J.R Miller wrote this story in a devotional thought based upon Lk 2.12.
Yes! that is the meaning of it all. It tells of the good will of God toward all men. There is a strange medieval legend which illustrates this truth. An infidel knight, in the wildness of his mad, Heaven-defying infidelity, determined to test, by the method to which as a knight he was accustomed, the reality and power of the God whose existence he denied.

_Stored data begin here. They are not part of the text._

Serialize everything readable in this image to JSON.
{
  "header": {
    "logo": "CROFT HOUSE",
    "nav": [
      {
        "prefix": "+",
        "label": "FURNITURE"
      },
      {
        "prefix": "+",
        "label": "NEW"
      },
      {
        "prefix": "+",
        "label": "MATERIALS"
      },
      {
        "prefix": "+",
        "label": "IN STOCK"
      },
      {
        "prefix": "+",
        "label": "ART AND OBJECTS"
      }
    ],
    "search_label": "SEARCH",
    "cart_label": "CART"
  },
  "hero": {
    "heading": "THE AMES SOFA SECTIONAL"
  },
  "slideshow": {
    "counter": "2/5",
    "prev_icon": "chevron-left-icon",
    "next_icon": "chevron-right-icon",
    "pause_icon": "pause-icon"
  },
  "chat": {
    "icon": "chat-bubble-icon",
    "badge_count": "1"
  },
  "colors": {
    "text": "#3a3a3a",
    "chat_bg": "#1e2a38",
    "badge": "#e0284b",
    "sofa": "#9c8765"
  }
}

So, going out into the field, armed as if for combat, he cast his glove down upon the ground, after the manner of the ancient challengers, and cried out to the heavens: “God! if there be a God, I defy thee here and now to mortal combat! If thou indeed art, put forth thy might, of which thy pretended priests make such boasts.” As he spoke, his eye was caught by a piece of parchment fluttering in the air just above his head. It fell at his feet. He stooped and picked it up, and found inscribed upon it these words, “God is love!” Overcome by this unexpected response, he broke his sword in token of his surrender, and kneeling upon the fragments, consecrated his life henceforth to the service of that God whom he had just before defied.
A man and his wife lost their three-year-old daughter to cancer. He shared his experience and said that people who expected God to do miracles at their behest had a God that was too big.
God’s work in the world is not to perform miracles, but to draw us close to him, to walk with his children in their trails and sufferings, that they might grow in faith and know him better.